DESTAQUES
MUSEU ARQUEOLÓGICO DO CARMO RECEBE ESCULTURAS
DE GRANDE DIMENSÃO DE ROGÉRIO TIMÓTEO

A partir de 6 de Junho, o Museu Arqueológico do Carmo, em Lisboa, será povoado por obras de grande escala que desafiam a gravidade. O artista Rogério Timóteo expõe “O Sagrado e Profano” até 4 de Julho.
Sobre o artista
Rogério Timóteo nasceu em Anços, Sintra em 1967.
Desde cedo se interessou pelas artes, mas foi no encontro com Mestre Anjos Teixeira, de quem foi aluno durante cinco anos, que abriu os horizontes para a escultura.
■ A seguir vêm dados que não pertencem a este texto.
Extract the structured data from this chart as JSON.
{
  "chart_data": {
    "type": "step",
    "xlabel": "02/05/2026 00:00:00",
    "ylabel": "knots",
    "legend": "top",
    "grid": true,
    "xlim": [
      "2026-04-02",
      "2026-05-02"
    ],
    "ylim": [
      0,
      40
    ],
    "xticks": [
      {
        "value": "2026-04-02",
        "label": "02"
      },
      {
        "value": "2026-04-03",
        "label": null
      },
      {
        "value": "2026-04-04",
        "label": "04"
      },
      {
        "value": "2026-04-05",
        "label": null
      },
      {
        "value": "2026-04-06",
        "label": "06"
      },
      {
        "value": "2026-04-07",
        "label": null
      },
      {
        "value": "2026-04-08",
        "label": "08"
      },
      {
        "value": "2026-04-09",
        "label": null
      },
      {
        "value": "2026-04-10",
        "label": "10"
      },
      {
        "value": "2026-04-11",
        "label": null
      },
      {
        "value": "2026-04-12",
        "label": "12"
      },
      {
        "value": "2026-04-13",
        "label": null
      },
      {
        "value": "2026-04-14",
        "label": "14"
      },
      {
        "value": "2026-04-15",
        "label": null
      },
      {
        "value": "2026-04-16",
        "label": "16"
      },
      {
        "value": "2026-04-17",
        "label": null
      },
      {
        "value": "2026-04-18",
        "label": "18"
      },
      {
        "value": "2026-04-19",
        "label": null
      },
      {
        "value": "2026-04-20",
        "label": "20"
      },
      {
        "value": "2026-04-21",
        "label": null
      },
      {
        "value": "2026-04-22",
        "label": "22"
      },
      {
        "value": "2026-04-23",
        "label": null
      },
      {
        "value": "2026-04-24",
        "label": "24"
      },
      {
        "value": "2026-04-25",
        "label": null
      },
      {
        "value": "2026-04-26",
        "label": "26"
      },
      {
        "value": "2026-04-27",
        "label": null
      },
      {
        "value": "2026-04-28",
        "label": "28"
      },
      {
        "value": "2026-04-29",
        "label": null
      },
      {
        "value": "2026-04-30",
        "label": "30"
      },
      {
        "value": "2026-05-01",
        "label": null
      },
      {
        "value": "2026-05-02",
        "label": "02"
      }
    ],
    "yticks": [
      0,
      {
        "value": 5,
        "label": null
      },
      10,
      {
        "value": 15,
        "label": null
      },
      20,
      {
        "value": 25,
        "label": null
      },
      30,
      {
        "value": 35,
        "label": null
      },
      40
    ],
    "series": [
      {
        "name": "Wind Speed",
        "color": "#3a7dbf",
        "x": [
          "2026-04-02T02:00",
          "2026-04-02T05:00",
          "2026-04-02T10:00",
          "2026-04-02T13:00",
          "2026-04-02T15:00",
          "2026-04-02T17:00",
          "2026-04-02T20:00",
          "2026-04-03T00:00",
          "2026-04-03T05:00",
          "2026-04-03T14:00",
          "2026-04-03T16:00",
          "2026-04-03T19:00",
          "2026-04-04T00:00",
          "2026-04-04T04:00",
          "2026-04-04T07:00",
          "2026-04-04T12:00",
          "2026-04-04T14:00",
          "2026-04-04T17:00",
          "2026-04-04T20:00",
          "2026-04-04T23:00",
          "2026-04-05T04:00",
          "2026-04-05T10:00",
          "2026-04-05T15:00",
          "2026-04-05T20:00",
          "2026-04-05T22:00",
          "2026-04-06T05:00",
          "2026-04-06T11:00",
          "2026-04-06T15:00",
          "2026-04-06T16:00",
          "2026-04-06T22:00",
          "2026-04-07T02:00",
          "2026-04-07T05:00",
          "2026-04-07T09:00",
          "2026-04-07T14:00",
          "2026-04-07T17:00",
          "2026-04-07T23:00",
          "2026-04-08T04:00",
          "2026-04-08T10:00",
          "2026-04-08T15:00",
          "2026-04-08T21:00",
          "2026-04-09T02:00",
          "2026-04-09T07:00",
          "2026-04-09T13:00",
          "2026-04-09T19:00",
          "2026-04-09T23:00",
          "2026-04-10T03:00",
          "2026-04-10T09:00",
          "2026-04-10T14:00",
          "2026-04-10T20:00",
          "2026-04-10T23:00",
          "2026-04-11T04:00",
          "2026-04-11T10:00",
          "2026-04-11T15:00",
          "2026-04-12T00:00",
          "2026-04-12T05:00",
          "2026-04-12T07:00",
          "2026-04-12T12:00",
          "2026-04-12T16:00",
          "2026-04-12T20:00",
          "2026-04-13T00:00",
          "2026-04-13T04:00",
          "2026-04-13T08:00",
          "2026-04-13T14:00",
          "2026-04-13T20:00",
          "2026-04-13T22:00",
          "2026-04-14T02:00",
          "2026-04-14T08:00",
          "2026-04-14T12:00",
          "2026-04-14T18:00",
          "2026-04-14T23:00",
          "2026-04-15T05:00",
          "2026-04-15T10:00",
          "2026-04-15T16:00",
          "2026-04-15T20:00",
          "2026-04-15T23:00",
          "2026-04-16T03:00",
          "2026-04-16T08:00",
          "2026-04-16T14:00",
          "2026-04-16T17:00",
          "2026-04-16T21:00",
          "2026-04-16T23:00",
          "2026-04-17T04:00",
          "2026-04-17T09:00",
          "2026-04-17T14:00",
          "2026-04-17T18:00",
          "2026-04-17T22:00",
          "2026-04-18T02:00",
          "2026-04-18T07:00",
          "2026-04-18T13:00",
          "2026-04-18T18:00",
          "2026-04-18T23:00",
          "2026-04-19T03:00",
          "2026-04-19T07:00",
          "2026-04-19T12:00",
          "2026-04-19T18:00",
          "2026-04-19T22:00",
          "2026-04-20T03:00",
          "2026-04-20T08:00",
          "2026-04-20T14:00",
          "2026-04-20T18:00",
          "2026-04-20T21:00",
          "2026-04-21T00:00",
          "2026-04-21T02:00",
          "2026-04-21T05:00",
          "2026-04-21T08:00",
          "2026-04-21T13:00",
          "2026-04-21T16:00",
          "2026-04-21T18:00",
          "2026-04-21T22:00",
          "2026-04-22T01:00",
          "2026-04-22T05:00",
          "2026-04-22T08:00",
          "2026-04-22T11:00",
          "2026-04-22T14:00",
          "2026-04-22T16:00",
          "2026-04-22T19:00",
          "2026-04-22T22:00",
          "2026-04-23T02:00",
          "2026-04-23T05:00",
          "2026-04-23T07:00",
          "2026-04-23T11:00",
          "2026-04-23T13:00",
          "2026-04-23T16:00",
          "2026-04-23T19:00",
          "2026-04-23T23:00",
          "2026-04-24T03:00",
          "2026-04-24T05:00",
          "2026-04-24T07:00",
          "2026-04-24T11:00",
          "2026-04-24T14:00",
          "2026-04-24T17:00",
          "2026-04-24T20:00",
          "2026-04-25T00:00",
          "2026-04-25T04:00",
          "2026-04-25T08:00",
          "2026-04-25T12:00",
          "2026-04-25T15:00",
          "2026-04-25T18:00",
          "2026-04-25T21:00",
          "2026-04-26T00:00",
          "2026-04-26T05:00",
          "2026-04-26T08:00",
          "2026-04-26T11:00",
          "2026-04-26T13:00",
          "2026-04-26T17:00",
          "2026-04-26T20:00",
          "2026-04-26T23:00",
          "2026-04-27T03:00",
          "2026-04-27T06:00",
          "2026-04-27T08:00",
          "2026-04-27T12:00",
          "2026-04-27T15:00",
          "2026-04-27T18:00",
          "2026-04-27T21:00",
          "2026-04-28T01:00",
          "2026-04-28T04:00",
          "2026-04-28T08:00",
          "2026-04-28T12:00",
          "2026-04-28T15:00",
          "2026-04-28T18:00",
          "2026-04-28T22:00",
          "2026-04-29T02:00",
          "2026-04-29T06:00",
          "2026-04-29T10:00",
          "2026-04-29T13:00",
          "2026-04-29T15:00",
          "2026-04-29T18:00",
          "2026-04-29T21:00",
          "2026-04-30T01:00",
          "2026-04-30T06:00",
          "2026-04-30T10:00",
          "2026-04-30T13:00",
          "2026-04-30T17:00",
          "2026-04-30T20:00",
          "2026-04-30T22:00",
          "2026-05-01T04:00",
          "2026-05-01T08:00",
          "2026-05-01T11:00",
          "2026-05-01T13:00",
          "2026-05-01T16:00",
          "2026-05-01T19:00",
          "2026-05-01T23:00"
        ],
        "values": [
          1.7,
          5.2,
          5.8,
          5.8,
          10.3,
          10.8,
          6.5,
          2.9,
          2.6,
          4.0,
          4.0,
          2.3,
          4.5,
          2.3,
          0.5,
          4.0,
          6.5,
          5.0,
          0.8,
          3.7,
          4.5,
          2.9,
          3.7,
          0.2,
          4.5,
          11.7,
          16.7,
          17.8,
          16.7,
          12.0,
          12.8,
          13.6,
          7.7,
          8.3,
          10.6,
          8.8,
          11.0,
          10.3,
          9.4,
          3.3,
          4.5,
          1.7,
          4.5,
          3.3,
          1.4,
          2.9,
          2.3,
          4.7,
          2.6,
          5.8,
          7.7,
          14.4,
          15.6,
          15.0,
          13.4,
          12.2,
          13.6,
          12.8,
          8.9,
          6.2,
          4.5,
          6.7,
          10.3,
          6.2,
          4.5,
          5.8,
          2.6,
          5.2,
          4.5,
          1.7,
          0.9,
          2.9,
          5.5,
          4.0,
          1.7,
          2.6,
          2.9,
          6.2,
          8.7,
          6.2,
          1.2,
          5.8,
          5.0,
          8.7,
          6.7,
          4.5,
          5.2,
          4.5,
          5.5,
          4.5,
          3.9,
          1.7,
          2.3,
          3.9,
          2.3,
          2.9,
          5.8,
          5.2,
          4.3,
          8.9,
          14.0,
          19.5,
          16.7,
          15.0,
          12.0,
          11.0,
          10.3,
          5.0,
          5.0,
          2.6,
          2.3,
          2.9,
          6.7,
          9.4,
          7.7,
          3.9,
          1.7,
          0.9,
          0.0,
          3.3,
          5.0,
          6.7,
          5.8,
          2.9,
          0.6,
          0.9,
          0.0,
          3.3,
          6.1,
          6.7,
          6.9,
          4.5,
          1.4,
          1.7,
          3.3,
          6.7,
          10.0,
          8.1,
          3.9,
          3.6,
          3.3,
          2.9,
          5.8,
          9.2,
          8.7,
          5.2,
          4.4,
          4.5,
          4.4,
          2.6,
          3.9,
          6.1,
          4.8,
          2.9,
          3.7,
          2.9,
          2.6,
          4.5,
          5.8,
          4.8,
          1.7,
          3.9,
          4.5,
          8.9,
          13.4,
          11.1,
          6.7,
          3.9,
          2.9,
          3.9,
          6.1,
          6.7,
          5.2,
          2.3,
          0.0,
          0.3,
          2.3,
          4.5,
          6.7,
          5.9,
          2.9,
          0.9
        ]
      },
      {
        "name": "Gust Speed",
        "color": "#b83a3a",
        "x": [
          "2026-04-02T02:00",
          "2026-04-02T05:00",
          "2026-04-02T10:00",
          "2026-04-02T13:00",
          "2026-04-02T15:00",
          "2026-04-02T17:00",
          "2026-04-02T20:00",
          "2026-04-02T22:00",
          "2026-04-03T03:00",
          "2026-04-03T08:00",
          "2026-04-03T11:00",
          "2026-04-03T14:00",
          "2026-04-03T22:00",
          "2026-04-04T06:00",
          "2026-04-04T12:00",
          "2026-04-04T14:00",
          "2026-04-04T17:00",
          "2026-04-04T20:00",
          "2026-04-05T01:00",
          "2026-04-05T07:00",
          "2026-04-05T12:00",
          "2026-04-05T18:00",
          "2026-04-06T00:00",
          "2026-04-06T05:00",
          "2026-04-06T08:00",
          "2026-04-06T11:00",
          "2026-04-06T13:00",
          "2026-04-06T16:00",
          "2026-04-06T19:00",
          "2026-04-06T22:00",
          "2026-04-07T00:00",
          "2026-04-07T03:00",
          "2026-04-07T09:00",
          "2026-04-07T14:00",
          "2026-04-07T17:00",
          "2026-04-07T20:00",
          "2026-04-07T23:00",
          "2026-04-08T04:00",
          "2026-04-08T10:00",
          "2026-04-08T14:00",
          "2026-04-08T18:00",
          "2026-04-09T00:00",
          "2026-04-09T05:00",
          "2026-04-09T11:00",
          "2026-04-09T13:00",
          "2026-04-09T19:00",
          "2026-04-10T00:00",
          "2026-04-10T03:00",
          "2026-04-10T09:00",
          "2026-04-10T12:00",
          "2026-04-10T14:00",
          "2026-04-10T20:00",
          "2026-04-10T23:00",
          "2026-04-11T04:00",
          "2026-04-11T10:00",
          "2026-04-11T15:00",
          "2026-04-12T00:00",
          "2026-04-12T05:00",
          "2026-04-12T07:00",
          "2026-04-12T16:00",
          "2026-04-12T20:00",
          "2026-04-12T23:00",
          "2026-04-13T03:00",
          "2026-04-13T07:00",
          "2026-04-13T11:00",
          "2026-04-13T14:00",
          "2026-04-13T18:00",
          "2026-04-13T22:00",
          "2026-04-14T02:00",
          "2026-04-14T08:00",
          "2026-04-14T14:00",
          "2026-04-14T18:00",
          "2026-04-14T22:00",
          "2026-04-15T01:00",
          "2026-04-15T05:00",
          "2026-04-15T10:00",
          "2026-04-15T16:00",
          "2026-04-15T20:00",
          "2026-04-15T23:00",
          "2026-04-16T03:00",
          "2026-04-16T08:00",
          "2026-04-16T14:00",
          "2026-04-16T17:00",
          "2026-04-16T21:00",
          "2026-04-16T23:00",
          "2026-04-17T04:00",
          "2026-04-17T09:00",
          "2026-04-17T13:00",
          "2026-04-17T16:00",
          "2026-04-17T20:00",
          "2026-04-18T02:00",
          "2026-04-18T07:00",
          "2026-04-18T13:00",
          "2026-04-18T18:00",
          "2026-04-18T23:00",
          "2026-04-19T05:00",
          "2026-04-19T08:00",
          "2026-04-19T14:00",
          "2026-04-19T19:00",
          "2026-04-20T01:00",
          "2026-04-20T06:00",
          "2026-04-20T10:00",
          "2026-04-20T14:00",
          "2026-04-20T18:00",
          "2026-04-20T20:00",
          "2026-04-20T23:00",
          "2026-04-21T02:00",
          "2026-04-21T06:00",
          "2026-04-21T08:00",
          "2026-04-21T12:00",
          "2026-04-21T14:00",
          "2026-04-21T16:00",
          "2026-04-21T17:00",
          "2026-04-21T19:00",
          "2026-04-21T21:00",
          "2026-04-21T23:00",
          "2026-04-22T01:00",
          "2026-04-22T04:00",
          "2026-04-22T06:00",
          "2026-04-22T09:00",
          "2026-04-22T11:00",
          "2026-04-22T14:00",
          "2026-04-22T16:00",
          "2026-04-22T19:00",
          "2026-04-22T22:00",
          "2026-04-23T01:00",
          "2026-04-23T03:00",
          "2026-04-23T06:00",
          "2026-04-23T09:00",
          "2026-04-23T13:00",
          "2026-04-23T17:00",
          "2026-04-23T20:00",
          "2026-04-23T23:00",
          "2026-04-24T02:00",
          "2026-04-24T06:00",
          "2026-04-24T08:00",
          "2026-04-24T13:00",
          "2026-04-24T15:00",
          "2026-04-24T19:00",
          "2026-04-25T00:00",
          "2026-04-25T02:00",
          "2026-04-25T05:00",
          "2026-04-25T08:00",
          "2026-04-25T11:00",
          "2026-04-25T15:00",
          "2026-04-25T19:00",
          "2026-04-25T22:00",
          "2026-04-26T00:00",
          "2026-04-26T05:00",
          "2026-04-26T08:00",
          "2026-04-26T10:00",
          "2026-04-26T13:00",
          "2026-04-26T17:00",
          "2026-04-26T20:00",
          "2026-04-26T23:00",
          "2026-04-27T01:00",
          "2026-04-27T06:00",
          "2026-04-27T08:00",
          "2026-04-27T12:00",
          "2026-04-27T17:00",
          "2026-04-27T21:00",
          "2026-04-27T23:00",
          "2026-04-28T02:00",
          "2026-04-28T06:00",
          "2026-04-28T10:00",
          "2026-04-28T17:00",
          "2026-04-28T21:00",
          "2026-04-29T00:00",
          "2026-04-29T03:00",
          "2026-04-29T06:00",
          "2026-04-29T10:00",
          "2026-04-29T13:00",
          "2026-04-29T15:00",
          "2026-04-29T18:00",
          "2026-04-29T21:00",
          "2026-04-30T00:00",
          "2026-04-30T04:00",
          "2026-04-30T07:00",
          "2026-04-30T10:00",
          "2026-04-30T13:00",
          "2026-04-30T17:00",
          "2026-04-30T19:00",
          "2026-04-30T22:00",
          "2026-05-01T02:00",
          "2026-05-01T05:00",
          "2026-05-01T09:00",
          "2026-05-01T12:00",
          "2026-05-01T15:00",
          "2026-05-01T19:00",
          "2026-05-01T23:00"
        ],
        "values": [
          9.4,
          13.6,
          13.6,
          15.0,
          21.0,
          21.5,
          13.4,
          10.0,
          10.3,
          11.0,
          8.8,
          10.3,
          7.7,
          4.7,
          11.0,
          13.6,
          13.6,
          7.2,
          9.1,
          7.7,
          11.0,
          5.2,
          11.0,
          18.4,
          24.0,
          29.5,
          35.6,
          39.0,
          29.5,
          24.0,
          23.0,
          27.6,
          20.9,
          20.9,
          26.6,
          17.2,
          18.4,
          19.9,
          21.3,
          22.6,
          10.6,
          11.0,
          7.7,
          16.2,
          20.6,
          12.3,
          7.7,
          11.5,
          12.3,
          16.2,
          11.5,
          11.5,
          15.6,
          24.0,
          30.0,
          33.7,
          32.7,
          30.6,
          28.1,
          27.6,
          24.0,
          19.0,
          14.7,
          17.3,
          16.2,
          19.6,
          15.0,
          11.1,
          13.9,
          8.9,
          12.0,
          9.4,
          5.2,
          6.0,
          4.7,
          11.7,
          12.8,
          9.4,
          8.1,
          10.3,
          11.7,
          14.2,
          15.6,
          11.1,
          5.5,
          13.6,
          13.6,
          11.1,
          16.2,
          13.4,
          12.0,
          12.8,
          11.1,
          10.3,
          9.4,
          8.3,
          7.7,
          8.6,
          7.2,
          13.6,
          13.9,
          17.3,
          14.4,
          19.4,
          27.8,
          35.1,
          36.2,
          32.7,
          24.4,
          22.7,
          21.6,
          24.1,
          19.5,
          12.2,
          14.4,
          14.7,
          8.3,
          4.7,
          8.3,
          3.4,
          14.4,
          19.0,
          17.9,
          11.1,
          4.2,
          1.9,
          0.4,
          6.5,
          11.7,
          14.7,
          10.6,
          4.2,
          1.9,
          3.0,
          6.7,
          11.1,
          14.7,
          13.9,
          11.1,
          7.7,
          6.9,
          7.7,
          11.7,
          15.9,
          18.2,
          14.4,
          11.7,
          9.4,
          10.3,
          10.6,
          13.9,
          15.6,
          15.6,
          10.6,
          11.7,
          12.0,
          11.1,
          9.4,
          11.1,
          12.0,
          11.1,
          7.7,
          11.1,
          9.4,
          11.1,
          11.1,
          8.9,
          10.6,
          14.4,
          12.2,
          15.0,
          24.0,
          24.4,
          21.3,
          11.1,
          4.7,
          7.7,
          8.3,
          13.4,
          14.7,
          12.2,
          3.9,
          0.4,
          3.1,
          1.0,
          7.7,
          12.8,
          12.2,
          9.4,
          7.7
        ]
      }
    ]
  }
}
Reforçando essa aprendizagem, frequenta o curso “Novas Tecnologias do mármore” em Vila Viçosa e o curso de desenho – Sociedade Nacional de Belas Artes de Lisboa.
Tendo nascido e crescido numa região predominantemente ligada à extração e transformação de mármores é com naturalidade que escolhe o mármore como matéria-prima preferencial para as suas esculturas, não excluindo, no entanto abordagens a novos materiais e técnicas, tais como bronze, ferro e mais recentemente resinas.
Nos últimos anos, tem sido convidado para realizar exposições no estrangeiro, tendo exposto a sua obra em Espanha, Luxemburgo, Alemanha e mais recentemente em Nova Iorque.
Realizou 26 esculturas colocadas em espaços públicos, incluindo 8 esculturas de grandes dimensões, nomeadamente: “Mergulhos” – Linda-a-Velha; “Eternidade” – Sintra; “Evolução” – Montelavar – Sintra; “Horizonte” – Cascais; “Jardim do Logos” – Sintra; “Matriz” – Carnaxide – Oeiras; “Pulsare” – Carnaxide e “Ritos de Passagem” – Queluz – Sintra.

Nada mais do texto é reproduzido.